REINVENT and ORGANIC have been reported to generate various molecules containing different fused ring structures against DRD2 [21, 25]. One possible reason they were not able to do so here might lie in the bias of A2AR set. In Table 2, we noticed that there were more active ligands containing a furan ring than inactive ligands (fourfold difference). This led to both methods only generating molecules containing a furan ring which were prone to be predicted as active. However, both methods neglected to construct more complicated fused rings which is a decisive difference between active and inactive ligands in the A2AR set. These results indicate that DrugEx is more robust to overcome the bias of the training set to generate more similar compounds to known A2AR ligands (tuned for the target chemical space) and less generic SMILES sequences. Hence, we consider these molecules more appropriate drug candidates against A2AR than the molecules produced by REINVENT and ORGANIC. As an example, 24 candidate molecules generated by DrugEx were selected and are shown in Fig. 11 ordered by the probability score and Tanimoto-distance to the A2AR set.

Fig. 11
figure 11

24 Candidate molecules were selected from 10,000 SMILES sequences generated by DrugEx. These molecules were ordered by the probability score given by the predictor and Tanimoto-distance to A2AR set

In REINVENT, the pre-trained model acted as “priori” in the Bayesian formula to ensure that the generated SMILES are drug-like molecules. The final model was trained by improving the probability of desired generated SMILES while maintaining the probability of undesired generated SMILES similar to the pre-trained model. In DrugEx the pre-trained model was only used for initialization and did not directly affect the training process and performance evaluation. The mechanism of DrugEx appears quite similar to a genetic algorithm (GA) previously developed in our group for de novo drug design [41]. The exploration strategy can be regarded as “random mutation” in a GA context for sequence generation. Instead of changing the token selection directly, this manipulation just changed the probability distribution of each token in the vocabulary. Furthermore, although “crossover” manipulation was not implemented here, such mutations can still help the model search the unfamiliar chemical space in which the molecules do not have a high probability to be sampled. In contrast to ORGANIC, there was no need to construct another neural network specifically to measure the similarity between generated and real molecules, saving valuable time and resources required to train and select appropriate parameters. Hence, we conclude that molecules generated by DrugEx can be regarded as reasonable drug candidates for A2AR.
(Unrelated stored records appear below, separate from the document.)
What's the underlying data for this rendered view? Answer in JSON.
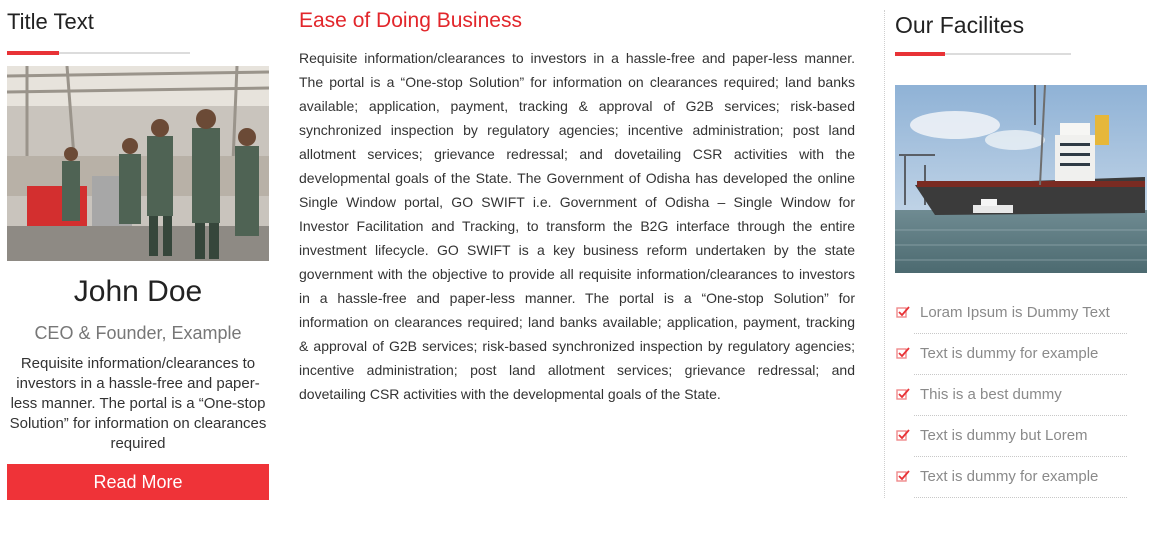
{
  "left": {
    "title": "Title Text",
    "person": {
      "name": "John Doe",
      "role": "CEO & Founder, Example",
      "description": "Requisite information/clearances to investors in a hassle-free and paper-less manner. The portal is a “One-stop Solution” for information on clearances required"
    },
    "read_more_label": "Read More"
  },
  "middle": {
    "title": "Ease of Doing Business",
    "body": "Requisite information/clearances to investors in a hassle-free and paper-less manner. The portal is a “One-stop Solution” for information on clearances required; land banks available; application, payment, tracking & approval of G2B services; risk-based synchronized inspection by regulatory agencies; incentive administration; post land allotment services; grievance redressal; and dovetailing CSR activities with the developmental goals of the State. The Government of Odisha has developed the online Single Window portal, GO SWIFT i.e. Government of Odisha – Single Window for Investor Facilitation and Tracking, to transform the B2G interface through the entire investment lifecycle. GO SWIFT is a key business reform undertaken by the state government with the objective to provide all requisite information/clearances to investors in a hassle-free and paper-less manner. The portal is a “One-stop Solution” for information on clearances required; land banks available; application, payment, tracking & approval of G2B services; risk-based synchronized inspection by regulatory agencies; incentive administration; post land allotment services; grievance redressal; and dovetailing CSR activities with the developmental goals of the State."
  },
  "right": {
    "title": "Our Facilites",
    "items": [
      {
        "label": "Loram Ipsum is Dummy Text",
        "icon": "check-square-icon"
      },
      {
        "label": "Text is dummy for example",
        "icon": "check-square-icon"
      },
      {
        "label": "This is a best dummy",
        "icon": "check-square-icon"
      },
      {
        "label": "Text is dummy but Lorem",
        "icon": "check-square-icon"
      },
      {
        "label": "Text is dummy for example",
        "icon": "check-square-icon"
      }
    ]
  },
  "colors": {
    "accent": "#e83236",
    "button": "#ef3338",
    "heading_red": "#e2262b"
  }
}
Conclusion and future prospects

In this study a new method is proposed to improve the performance of deep reinforcement learning to generate SMILES based ligands for targets of interest. Applied to the A2AR, generated molecules had high diversity combined with chemical and predicted biological properties similar to known active compounds. Previous work has shown that RL cannot guarantee the model to generate molecules distributed over chemical space comparable to ligands of a target of interest. To solve this problem, another well-trained RNN model was employed as exploration strategy to force the model to enlarge the chemical space of the generated molecules during the training process of RL. Compared with other DL-based methods, DrugEx generated molecules with larger chemical diversity while maintaining a higher average similarity to known active ligands. However, the tradeoff is that slightly more inactive or duplicated molecules are being generated.

In future work, our aim is to update DrugEx with multi-objective optimization for polypharmacology. As a given drug (candidate) likely binds to unexpected targets (i.e. off-target efficacy) which can cause side-effects [42]. Incorporating multiple objectives in SMILES generation will allow the search for ways to eliminate potential off-target affinity.